Floating–rate franked interest (4.00% above 90 day bill rate) payable in mid March, June, September and December. Non –cumulative, unsecured, redeemable perpetual note. Redeemable for $100.00 or convertible at $102.56 at the next reset date or exchangeable for IAG preference shares at any time at IAG’s option. A “traditional security” for tax purposes.

MBLHB

Floating–rate interest (1.70% above 90 day bill rate) payable in January, April, July and October. Non –cumulative, unsecured, redeemable (for $100.00 any time but only at Macquarie’s option) perpetual note.

MQCPA

Fixed–rate dividend payable in June and December. Non–cumulative. Redeemable for $100.00 or convertible at $101.01 (“Mandatory Exchange”, see conditions). Redeemable at issuer’s option if not converted.

NABHA

Floating–rate interest (1.25% above 90 day bill rate) payable in February, May, August and November. Non–cumulative, unsecured, redeemable (for $100.00 any time but only at NAB’s option) perpetual note.

NFNG

Floating–rate interest (1.90% above 180 day bill rate) payable in April and October.
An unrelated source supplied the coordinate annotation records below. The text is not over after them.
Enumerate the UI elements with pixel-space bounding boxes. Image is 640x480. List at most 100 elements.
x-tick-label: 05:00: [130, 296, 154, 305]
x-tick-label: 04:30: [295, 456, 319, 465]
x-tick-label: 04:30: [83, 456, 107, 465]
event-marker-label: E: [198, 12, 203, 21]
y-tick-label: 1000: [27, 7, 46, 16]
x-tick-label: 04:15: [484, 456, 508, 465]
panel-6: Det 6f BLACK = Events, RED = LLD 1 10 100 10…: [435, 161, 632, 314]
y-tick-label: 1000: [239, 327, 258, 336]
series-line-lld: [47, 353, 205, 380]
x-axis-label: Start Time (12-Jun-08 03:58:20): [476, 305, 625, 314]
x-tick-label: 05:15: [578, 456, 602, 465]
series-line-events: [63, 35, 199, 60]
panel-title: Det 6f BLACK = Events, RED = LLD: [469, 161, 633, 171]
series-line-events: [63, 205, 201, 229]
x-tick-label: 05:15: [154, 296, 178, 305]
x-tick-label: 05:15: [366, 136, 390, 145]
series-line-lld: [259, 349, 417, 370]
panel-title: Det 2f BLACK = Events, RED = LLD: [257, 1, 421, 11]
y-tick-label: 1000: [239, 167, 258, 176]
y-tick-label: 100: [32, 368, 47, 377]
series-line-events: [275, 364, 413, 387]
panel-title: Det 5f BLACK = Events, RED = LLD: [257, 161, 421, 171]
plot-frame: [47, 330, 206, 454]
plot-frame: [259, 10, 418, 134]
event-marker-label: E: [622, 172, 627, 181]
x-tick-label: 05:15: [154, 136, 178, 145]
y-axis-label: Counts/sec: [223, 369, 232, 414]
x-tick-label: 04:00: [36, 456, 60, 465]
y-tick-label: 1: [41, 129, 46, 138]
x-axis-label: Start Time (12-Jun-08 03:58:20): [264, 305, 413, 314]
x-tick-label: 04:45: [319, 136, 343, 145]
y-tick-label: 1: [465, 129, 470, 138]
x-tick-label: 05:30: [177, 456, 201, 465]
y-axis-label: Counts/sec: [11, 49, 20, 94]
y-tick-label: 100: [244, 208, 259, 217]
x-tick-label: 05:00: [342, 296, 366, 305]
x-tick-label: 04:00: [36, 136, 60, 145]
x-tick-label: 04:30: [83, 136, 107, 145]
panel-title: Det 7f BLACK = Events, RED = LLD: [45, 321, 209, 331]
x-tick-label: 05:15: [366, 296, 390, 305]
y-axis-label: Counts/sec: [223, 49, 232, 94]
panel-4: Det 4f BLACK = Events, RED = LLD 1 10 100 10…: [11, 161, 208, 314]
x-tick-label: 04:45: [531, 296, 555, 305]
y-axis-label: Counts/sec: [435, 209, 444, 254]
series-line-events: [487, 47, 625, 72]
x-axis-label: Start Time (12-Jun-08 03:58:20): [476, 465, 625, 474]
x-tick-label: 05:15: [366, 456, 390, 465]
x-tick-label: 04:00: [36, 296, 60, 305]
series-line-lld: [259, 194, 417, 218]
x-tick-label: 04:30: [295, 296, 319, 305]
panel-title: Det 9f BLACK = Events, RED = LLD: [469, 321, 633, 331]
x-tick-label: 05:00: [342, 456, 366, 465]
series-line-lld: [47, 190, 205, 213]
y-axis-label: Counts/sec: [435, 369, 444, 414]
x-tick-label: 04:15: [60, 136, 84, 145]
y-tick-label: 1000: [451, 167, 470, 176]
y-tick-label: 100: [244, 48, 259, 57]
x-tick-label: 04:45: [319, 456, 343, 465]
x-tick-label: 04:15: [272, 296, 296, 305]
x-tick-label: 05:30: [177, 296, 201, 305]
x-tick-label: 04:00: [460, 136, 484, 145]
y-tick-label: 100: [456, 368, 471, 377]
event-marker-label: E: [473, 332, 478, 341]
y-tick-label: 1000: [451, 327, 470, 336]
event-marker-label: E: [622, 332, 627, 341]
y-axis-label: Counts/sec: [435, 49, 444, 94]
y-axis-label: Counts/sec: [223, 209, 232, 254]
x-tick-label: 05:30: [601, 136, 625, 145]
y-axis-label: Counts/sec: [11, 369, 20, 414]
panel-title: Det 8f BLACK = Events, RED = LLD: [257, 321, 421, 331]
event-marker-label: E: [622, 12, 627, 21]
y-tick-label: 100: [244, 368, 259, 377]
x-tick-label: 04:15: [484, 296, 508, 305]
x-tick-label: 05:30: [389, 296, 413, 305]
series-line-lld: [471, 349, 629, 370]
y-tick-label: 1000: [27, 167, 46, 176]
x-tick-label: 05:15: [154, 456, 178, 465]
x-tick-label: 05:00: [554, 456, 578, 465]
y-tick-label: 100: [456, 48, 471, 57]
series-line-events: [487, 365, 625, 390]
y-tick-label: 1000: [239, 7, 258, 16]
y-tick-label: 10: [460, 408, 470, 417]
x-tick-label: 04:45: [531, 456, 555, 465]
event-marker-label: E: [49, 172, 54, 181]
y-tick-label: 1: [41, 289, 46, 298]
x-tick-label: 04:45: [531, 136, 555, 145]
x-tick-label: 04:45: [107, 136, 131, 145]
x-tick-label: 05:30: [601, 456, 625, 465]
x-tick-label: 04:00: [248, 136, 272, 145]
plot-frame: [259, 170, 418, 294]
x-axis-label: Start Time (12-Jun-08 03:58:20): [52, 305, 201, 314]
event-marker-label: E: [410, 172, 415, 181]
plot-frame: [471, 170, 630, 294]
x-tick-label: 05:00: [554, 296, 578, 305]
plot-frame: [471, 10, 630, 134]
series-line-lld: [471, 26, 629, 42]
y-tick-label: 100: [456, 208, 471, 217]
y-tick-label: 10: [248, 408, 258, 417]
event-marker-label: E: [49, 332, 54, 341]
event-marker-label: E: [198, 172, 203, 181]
Non–cumulative, unsecured perpetual note. Redeemable for $100.00 or convertible at $102.56 (at issuer’s option). A “traditional security” for tax purposes.

PCAPA

Floating–rate dividend payable (1.05% above 90 day bill rate; includes franking credit) payable quarterly in the beginning of January, April, July and October. Redeemable for $200.00 or convertible at $205.13 (at issuer’s option). “Exchange” is not guaranteed at the reset date. If not exchanged a step-up margin of 1.0% is applied.

SVWPA

Formerly Seven Network “TELYS3”. Floating–rate franked dividend payable (4.75% above 180 day bill rate; includes franking credit) at the end of May and November. Non–cumulative, redeemable perpetuity. Redeemable for $100.00 or convertible at $102.56 (at issuer’s option).

SBKPA

(Formerly SUNPA). Fixed–rate franked dividend payable in March and September. Non–cumulative perpetuity. Redeemable for $100.00 or convertible at $102.56 (at issuer’s option). Terms reset in September, 2011.

SBKPB

(Formerly SUNPB). Floating–rate franked dividend payable (3.20% above 90 day bill rate; includes franking credit) in March, June, September and December. Non-cumulative, unsecured, perpetual floating rate security. Mandatory conversion at $101.01 (see conditions). Redeemable at issuer’s option if not converted.

SBKHB

(Formerly SUNHB). Floating–rate interest (0.75% above 90 day bill rate) payable at the start of March, June, September and December. Non–cumulative, unsecured perpetual note. A “traditional security” for tax purposes.

SAKHA

Floating–rate interest (1.80% above 90 day bill rate) payable at the end of January, April, July and October. “SKIES” are a cumulative, unsecured, subordinated redeemable note. Will be redeemed on 03/01/2012. A “traditional security” for tax purposes.

TAHHA

Floating–rate interest (4.25% above 90 day bill rate) payable in middle of February, May, August and November. Non–cumulative, unsecured bond maturing 1/05/2014. Redeemable for $100.00. A “traditional security” for tax purposes.

WCTPA

Floating-rate dividend (1.00% above 90 day bill rate) payable quarterly at the end of March, June, September and December. Non–cumulative. Redeemable for $100.00 or convertible at $102.56 (at issuer’s option). “Exchange” is not guaranteed at the reset date.

WBCPA

Floating-rate dividend (2.40% above 90 day bill rate; includes franking credit) payable quarterly at the end of March, June, September and December. Unsecured and non-cumulative. Convertible at $101.01 (“Mandatory Exchange”). Redeemable at issuer’s option if not converted.

WBCPB

Floating-rate dividend (3.80% above 90 day bill rate; includes franking credit) payable quarterly at the end of March, June, September and December. Unsecured and non-cumulative. Convertible at $101.01 (“Mandatory Exchange”). Redeemable at issuer’s option if not converted.

WOWHC

Floating–rate interest (3.25% above 90 day bill rate) payable in middle of February, May, August and November. Cumulative, unsecured, subordinated notes. Redeemable for $100.00. A “traditional security” for tax purposes. Redemption is not guaranteed at the step-up date.